The 2014 restructuring marked a strategic shift toward commercial aerospace. With the military business unbundled, Aerosud Aviation focused on civil aircraft components, assemblies and industrialisation capability for aerospace customers.

== Technology and capabilities ==
In 2014, Aerosud acquired and further developed Cellular Core Technology, a patented tooling and production method for complex, multi-cell structural composite parts, according to the company profile cited in this article. Aerosud describes the technology as enabling complex composite structures to be produced in a single curing process.

Aerosud reported investment in additional facilities, equipment and production expansion programmes following the recovery in commercial aircraft demand after 2020.

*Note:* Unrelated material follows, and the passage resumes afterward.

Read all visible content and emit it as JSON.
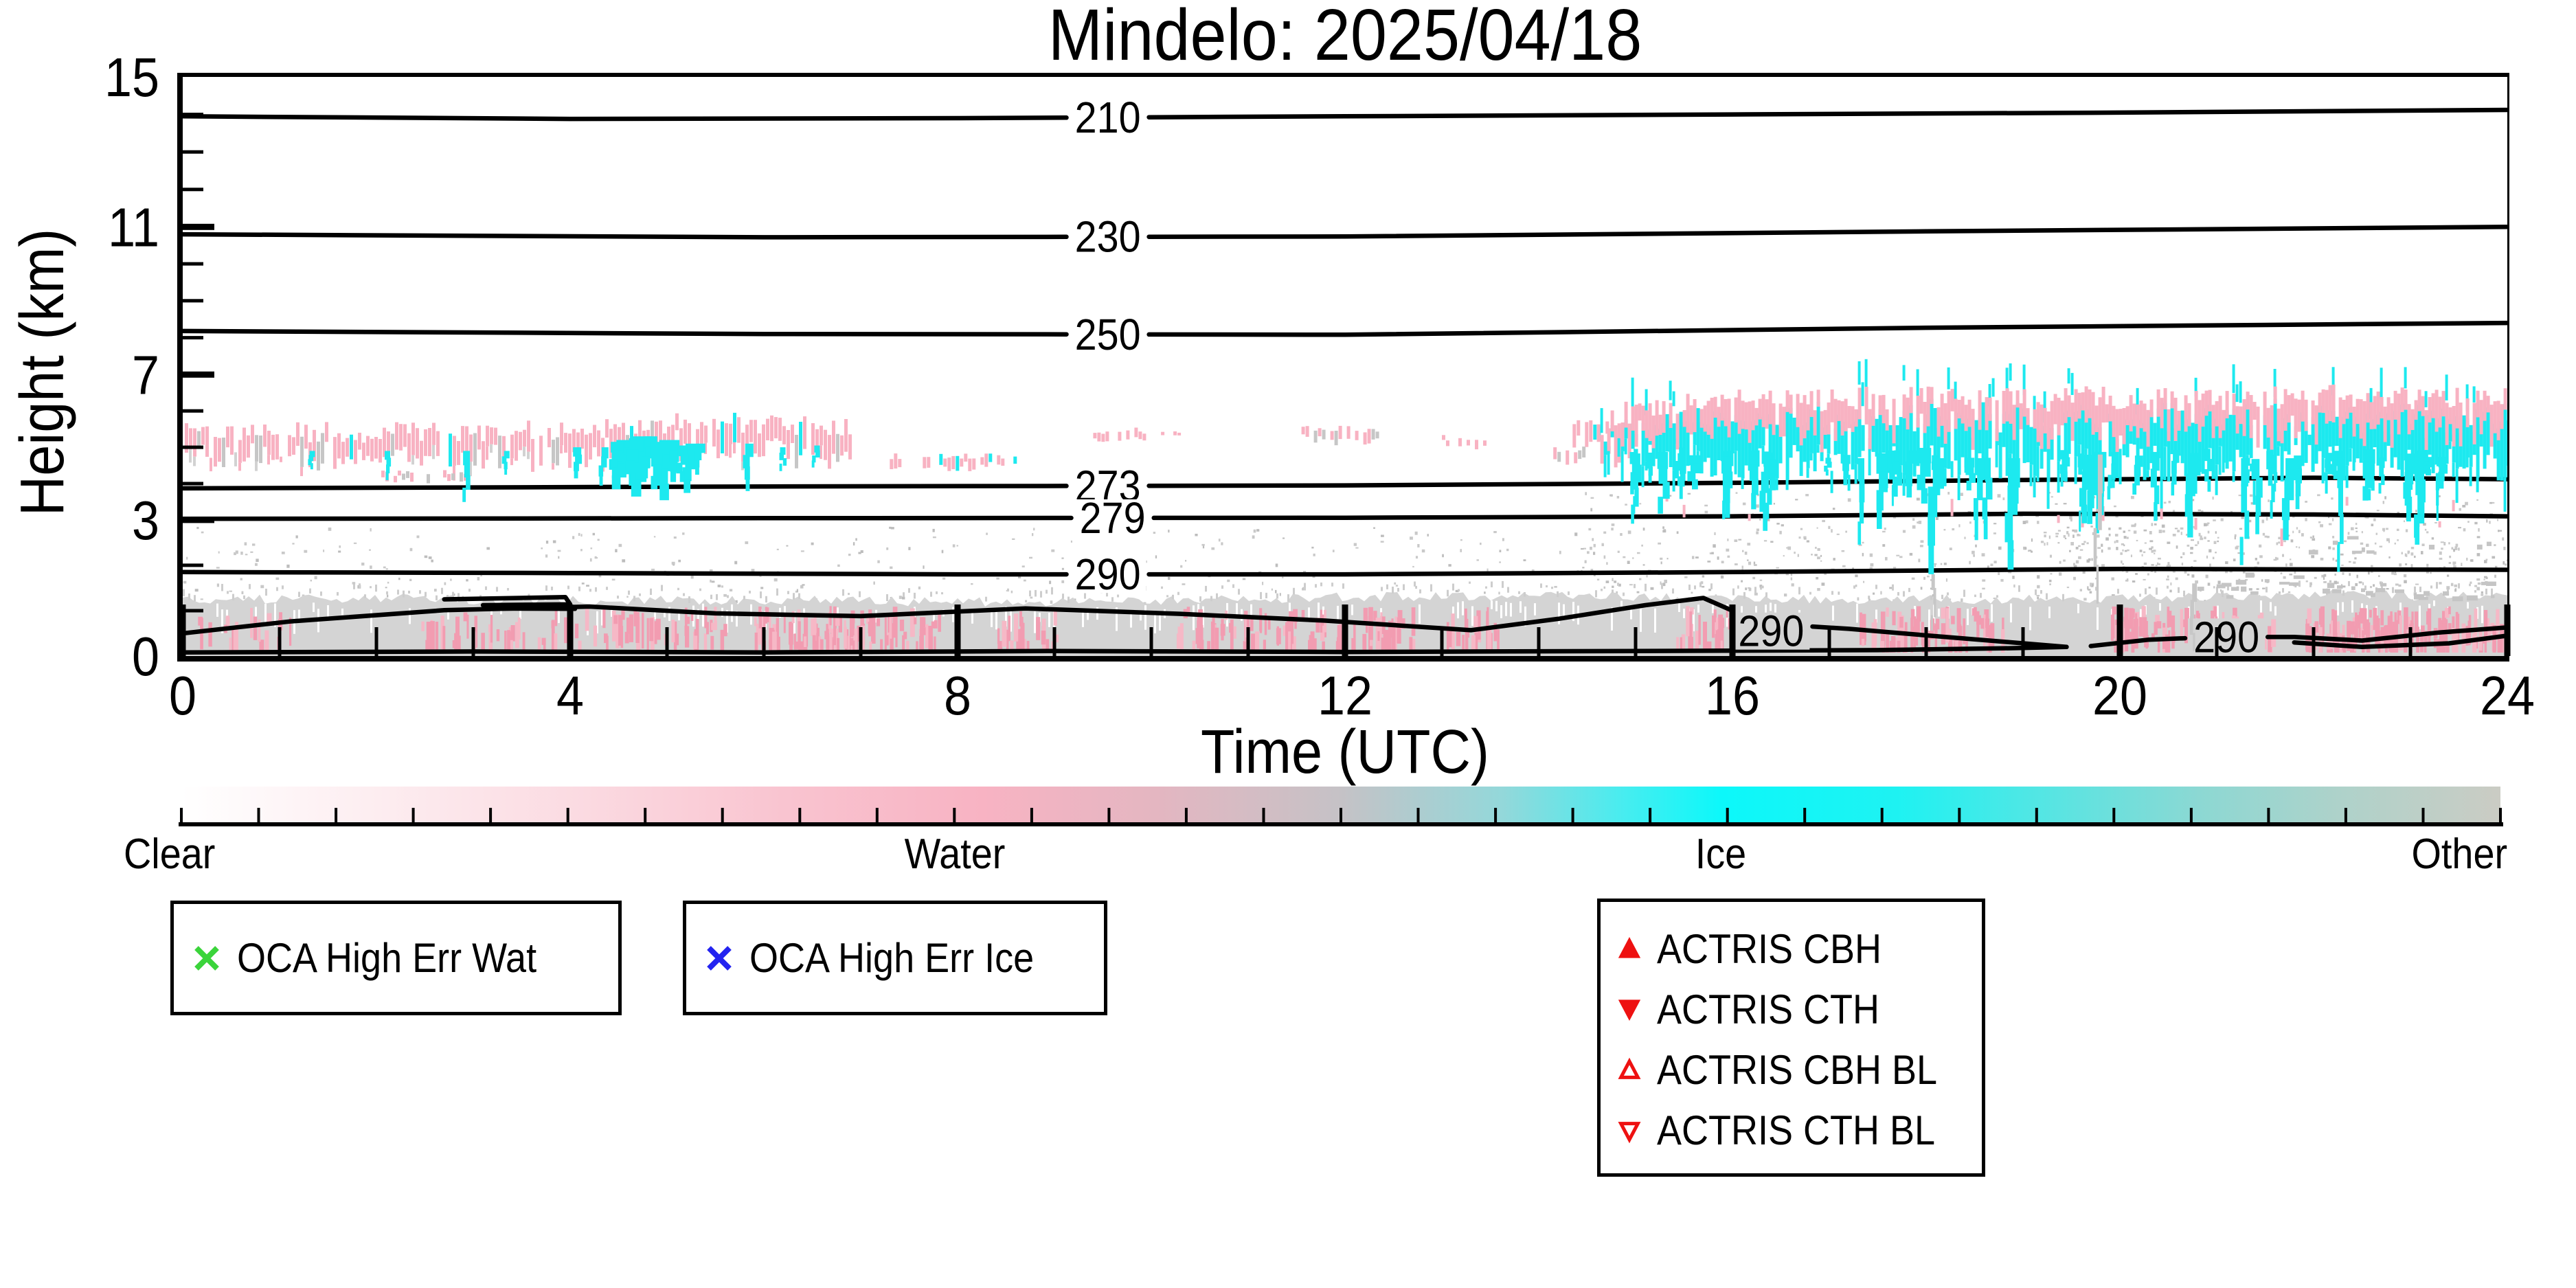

Aerosud reports that it is accredited to AS9100/EN9100 and holds EASA Part 21G Production Organisation Approval for applicable aircraft cabin interior products. AS/EN 9100 is an aerospace quality-management standard published through the International Aerospace Quality Group, and EASA’s public production-organisation approval information describes Part 21 Subpart G approvals for production organisations. The company also reports Nadcap special-process accreditations in areas including welding, composites, surface treatment, heat treatment and non-destructive testing; Nadcap is administered by the Performance Review Institute as an aerospace critical-process accreditation programme.

Aerosud’s reported in-house manufacturing capabilities include metallic components and assemblies, welded structures, composite and thermoplastic parts, and aircraft interior and aerostructure assemblies.